On the other hand, due largely to a desire to be able to move freely onto the U.S. mainland, Puerto Ricans who could demonstrate having at least one white ancestor, over four generations, could legally be classified as "white." As a result, especially up through the 1950's, every Puerto Rican, no matter their appearance, hair texture, or Negroid features, who could prove "one drop" of white blood was classified as "white," and could be approved for entrance into the U.S.
Strange, huh?

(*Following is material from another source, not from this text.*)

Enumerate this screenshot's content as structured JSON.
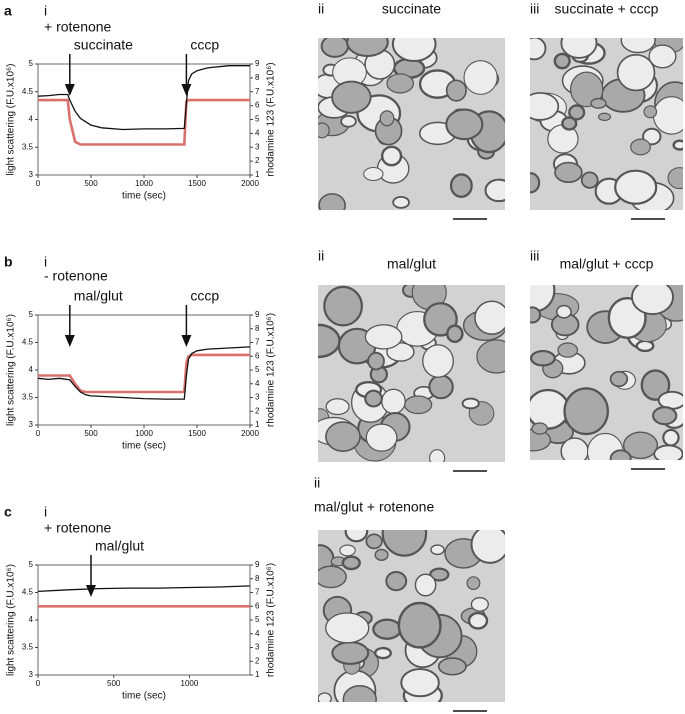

Who knew that language and cultural history could have the power to actually change a person's race, on an as-needed basis?
It'll be interesting to watch whether, in the not-too-distant future, people, here, or in Latin America, or in other parts of the world, will still be compelled to place a priority on claiming a stratified, white, self-identification, given the shifts taking place in global economic and military power -- away from the West and toward the East, Middle East, Africa and South America.
Won't it be great, finally, for people to be able to freely claim African and any other diverse heritage, and not feel that their non-white status will bring with it economic and social disadvantage?
Won't it be much better to take pride in our collective heritages and no longer have to, as blacks, continue to address the lingering effects of slavery and second-class citizenship, which still impact our residential patterns, job opportunities and ability to generate family wealth?
Won't it be a real sign of progress to be able to explore the world's various races, ethnicities and cultures -- those that are part of our genealogy, and those that are not -- and not have to be concerned, at all, about how they fit into some racial or social hierarchy?
Won't it be good, finally, to be able to walk into a place of business, anywhere in this country, and to no longer have to wonder if the deck might be stacked against us, simply because we are considered Black, somewhat Black, or not entirely white?
As I watch how the world is evolving, and how nations across the color and language spectrum are now beginning to be recognized as "equal players," in emerging global power centers, I have to think that such a day is coming, fairly soon.
To get a head start on all of this, let's get on with the rest of Black History Month; then, let's get ready for Asian-Pacific Islander Month, in May, National Hispanic Heritage Month, in September, and American Indian Heritage Month, in November.
Hey, we'll know we really have "overcome" when we can all comfortably take interest, also, in German-American Heritage Month, Italian-American Heritage Month and Polish-American Heritage Month, all of which are observed during the month of October.
Oh, and by the way, the way you say "Black History Month," in Spanish, is "Mes de la Historia Negra."
With so many enlightened Spanish-speakers of African descent now living in the U.S., that might just come in handy.
A. Bruce Crawley is president and principal owner of Millennium 3 Management Inc.